Earthwork, Farrihy, Co. Limerick

Co. Limerick |

Ritual/Ceremonial

Earthwork, Farrihy, Co. Limerick

Somewhere in the rough pasture of Farrihy, a raised D-shaped platform sits quietly in the landscape, unacknowledged by the cartographers who first mapped this part of County Limerick in the nineteenth century.

It measures roughly 27 metres northwest to southeast and 43 metres northeast to southwest, a scale that puts it well beyond any casual field boundary or drainage feature. Whatever it was built for, it was substantial enough to alter the ground permanently, and unusual enough to have survived.

The earthwork's documentary history is, in its own way, telling. When the Ordnance Survey of Ireland produced its foundational 6-inch map series from the 1840s, this feature simply does not appear. By the time the more detailed 25-inch edition was published in 1897, it had been recorded, depicted as a raised area defined by a scarp, which is essentially a steep slope or edge in the earth, running from the northwest around through north, east, south, and southwest. The western boundary, however, is not ancient at all; it follows a field boundary that post-dates 1700, suggesting the earthwork's original western edge may have been absorbed or disrupted by later agricultural reorganisation. That gap between its absence on the 1840 map and its presence on the 1897 edition does not tell us when the feature was made, only when surveyors finally thought it worth recording.

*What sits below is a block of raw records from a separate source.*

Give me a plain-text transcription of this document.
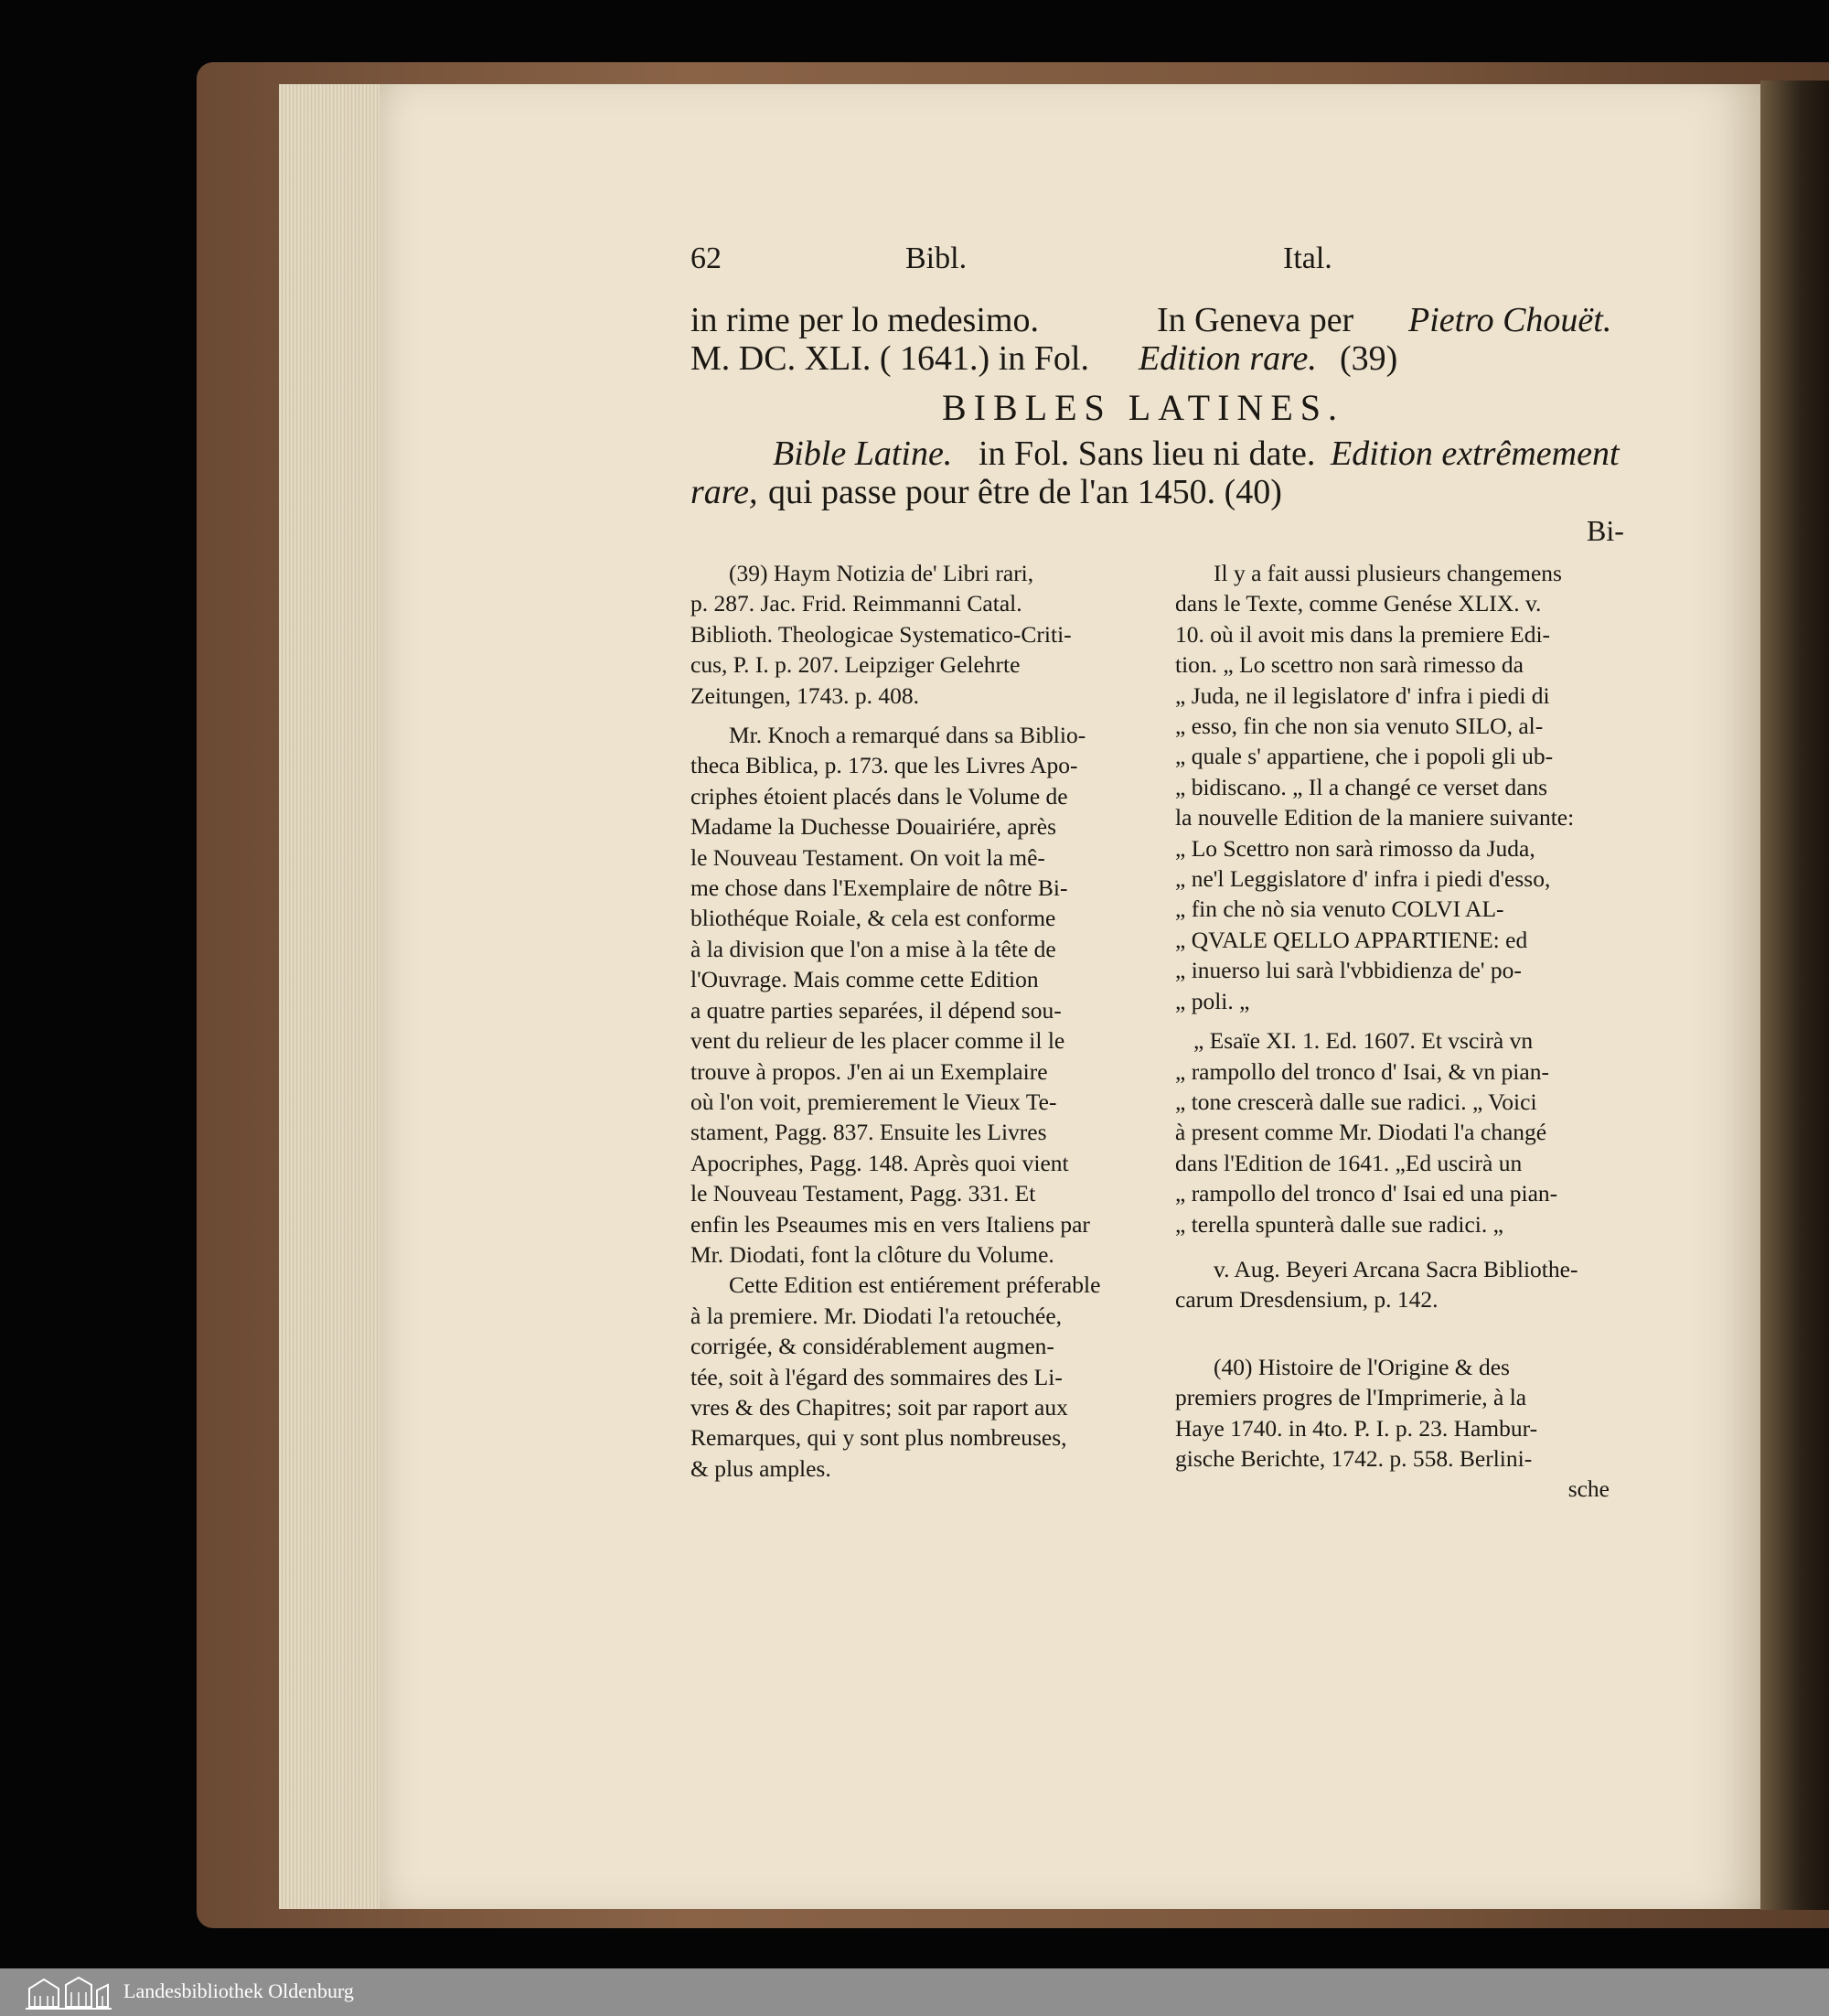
62	Bibl.	Ital.
in rime per lo medesimo.	In Geneva per Pietro Chouët.
M. DC. XLI. ( 1641.) in Fol. Edition rare. (39)
BIBLES LATINES.
Bible Latine. in Fol. Sans lieu ni date. Edition extrêmement
rare, qui passe pour être de l'an 1450. (40)
Bi-
(39) Haym Notizia de' Libri rari,
p. 287. Jac. Frid. Reimmanni Catal.
Biblioth. Theologicae Systematico-Criti-
cus, P. I. p. 207. Leipziger Gelehrte
Zeitungen, 1743. p. 408.
Mr. Knoch a remarqué dans sa Biblio-
theca Biblica, p. 173. que les Livres Apo-
criphes étoient placés dans le Volume de
Madame la Duchesse Douairiére, après
le Nouveau Testament. On voit la mê-
me chose dans l'Exemplaire de nôtre Bi-
bliothéque Roiale, & cela est conforme
à la division que l'on a mise à la tête de
l'Ouvrage. Mais comme cette Edition
a quatre parties separées, il dépend sou-
vent du relieur de les placer comme il le
trouve à propos. J'en ai un Exemplaire
où l'on voit, premierement le Vieux Te-
stament, Pagg. 837. Ensuite les Livres
Apocriphes, Pagg. 148. Après quoi vient
le Nouveau Testament, Pagg. 331. Et
enfin les Pseaumes mis en vers Italiens par
Mr. Diodati, font la clôture du Volume.
Cette Edition est entiérement préferable
à la premiere. Mr. Diodati l'a retouchée,
corrigée, & considérablement augmen-
tée, soit à l'égard des sommaires des Li-
vres & des Chapitres; soit par raport aux
Remarques, qui y sont plus nombreuses,
& plus amples.
Il y a fait aussi plusieurs changemens
dans le Texte, comme Genése XLIX. v.
10. où il avoit mis dans la premiere Edi-
tion. „ Lo scettro non sarà rimesso da
„ Juda, ne il legislatore d' infra i piedi di
„ esso, fin che non sia venuto SILO, al-
„ quale s' appartiene, che i popoli gli ub-
„ bidiscano. „ Il a changé ce verset dans
la nouvelle Edition de la maniere suivante:
„ Lo Scettro non sarà rimosso da Juda,
„ ne'l Leggislatore d' infra i piedi d'esso,
„ fin che nò sia venuto COLVI AL-
„ QVALE QELLO APPARTIENE: ed
„ inuerso lui sarà l'vbbidienza de' po-
„ poli. „
„ Esaïe XI. 1. Ed. 1607. Et vscirà vn
„ rampollo del tronco d' Isai, & vn pian-
„ tone crescerà dalle sue radici. „ Voici
à present comme Mr. Diodati l'a changé
dans l'Edition de 1641. „Ed uscirà un
„ rampollo del tronco d' Isai ed una pian-
„ terella spunterà dalle sue radici. „
v. Aug. Beyeri Arcana Sacra Bibliothe-
carum Dresdensium, p. 142.
(40) Histoire de l'Origine & des
premiers progres de l'Imprimerie, à la
Haye 1740. in 4to. P. I. p. 23. Hambur-
gische Berichte, 1742. p. 558. Berlini-
sche
Landesbibliothek Oldenburg
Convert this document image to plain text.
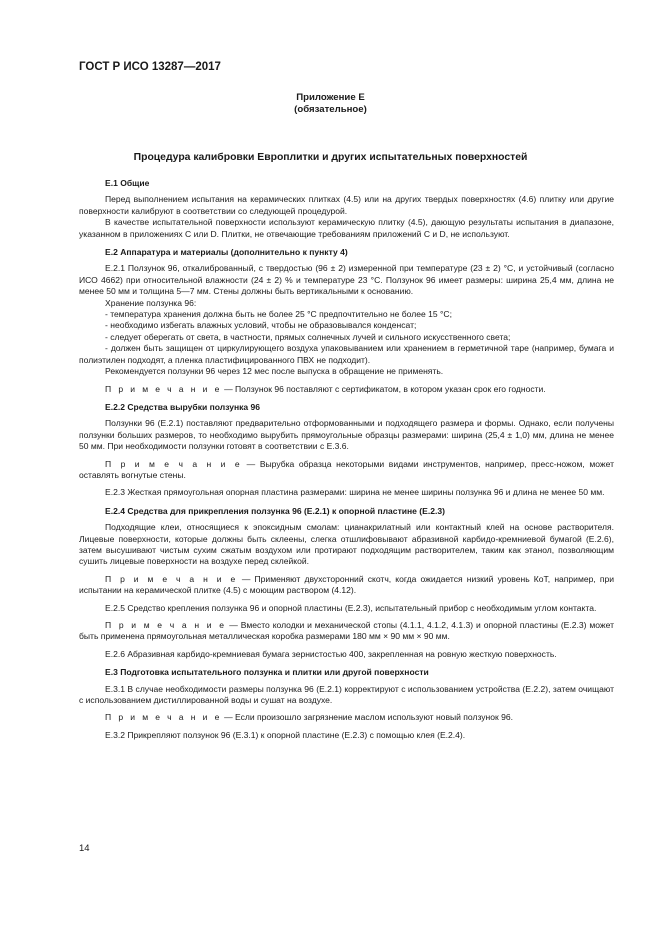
ГОСТ Р ИСО 13287—2017
Приложение Е
(обязательное)
Процедура калибровки Европлитки и других испытательных поверхностей

Е.1 Общие

Перед выполнением испытания на керамических плитках (4.5) или на других твердых поверхностях (4.6) плитку или другие поверхности калибруют в соответствии со следующей процедурой.

В качестве испытательной поверхности используют керамическую плитку (4.5), дающую результаты испытания в диапазоне, указанном в приложениях С или D. Плитки, не отвечающие требованиям приложений С и D, не используют.

Е.2 Аппаратура и материалы (дополнительно к пункту 4)

Е.2.1 Ползунок 96, откалиброванный, с твердостью (96 ± 2) измеренной при температуре (23 ± 2) °С, и устойчивый (согласно ИСО 4662) при относительной влажности (24 ± 2) % и температуре 23 °С. Ползунок 96 имеет размеры: ширина 25,4 мм, длина не менее 50 мм и толщина 5—7 мм. Стены должны быть вертикальными к основанию.

Хранение ползунка 96:

- температура хранения должна быть не более 25 °С предпочтительно не более 15 °С;

- необходимо избегать влажных условий, чтобы не образовывался конденсат;

- следует оберегать от света, в частности, прямых солнечных лучей и сильного искусственного света;

- должен быть защищен от циркулирующего воздуха упаковыванием или хранением в герметичной таре (например, бумага и полиэтилен подходят, а пленка пластифицированного ПВХ не подходит).

Рекомендуется ползунки 96 через 12 мес после выпуска в обращение не применять.

П р и м е ч а н и е — Ползунок 96 поставляют с сертификатом, в котором указан срок его годности.

Е.2.2 Средства вырубки ползунка 96

Ползунки 96 (Е.2.1) поставляют предварительно отформованными и подходящего размера и формы. Однако, если получены ползунки больших размеров, то необходимо вырубить прямоугольные образцы размерами: ширина (25,4 ± 1,0) мм, длина не менее 50 мм. При необходимости ползунки готовят в соответствии с Е.3.6.

П р и м е ч а н и е — Вырубка образца некоторыми видами инструментов, например, пресс-ножом, может оставлять вогнутые стены.

Е.2.3 Жесткая прямоугольная опорная пластина размерами: ширина не менее ширины ползунка 96 и длина не менее 50 мм.

Е.2.4 Средства для прикрепления ползунка 96 (Е.2.1) к опорной пластине (Е.2.3)

Подходящие клеи, относящиеся к эпоксидным смолам: цианакрилатный или контактный клей на основе растворителя. Лицевые поверхности, которые должны быть склеены, слегка отшлифовывают абразивной карбидо-кремниевой бумагой (Е.2.6), затем высушивают чистым сухим сжатым воздухом или протирают подходящим растворителем, таким как этанол, позволяющим сушить лицевые поверхности на воздухе перед склейкой.

П р и м е ч а н и е — Применяют двухсторонний скотч, когда ожидается низкий уровень КоТ, например, при испытании на керамической плитке (4.5) с моющим раствором (4.12).

Е.2.5 Средство крепления ползунка 96 и опорной пластины (Е.2.3), испытательный прибор с необходимым углом контакта.

П р и м е ч а н и е — Вместо колодки и механической стопы (4.1.1, 4.1.2, 4.1.3) и опорной пластины (Е.2.3) может быть применена прямоугольная металлическая коробка размерами 180 мм × 90 мм × 90 мм.

Е.2.6 Абразивная карбидо-кремниевая бумага зернистостью 400, закрепленная на ровную жесткую поверхность.

Е.3 Подготовка испытательного ползунка и плитки или другой поверхности

Е.3.1 В случае необходимости размеры ползунка 96 (Е.2.1) корректируют с использованием устройства (Е.2.2), затем очищают с использованием дистиллированной воды и сушат на воздухе.

П р и м е ч а н и е — Если произошло загрязнение маслом используют новый ползунок 96.

Е.3.2 Прикрепляют ползунок 96 (Е.3.1) к опорной пластине (Е.2.3) с помощью клея (Е.2.4).

14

The earthwork is tree and scrub covered, which is both what has protected it and what makes it difficult to read on the ground. Aerial and satellite imagery, including Digital Globe orthoimages taken between 2011 and 2013 as well as Google Earth imagery, gives the clearest sense of its D-shaped plan and the scarp that defines it. On the ground, in rough pasture, the rise and fall of the terrain beneath the vegetation is what a careful visitor would notice. There is no signage and no managed access; this is the kind of place that rewards patience with a map and a willingness to look closely at what the ground is doing beneath your feet.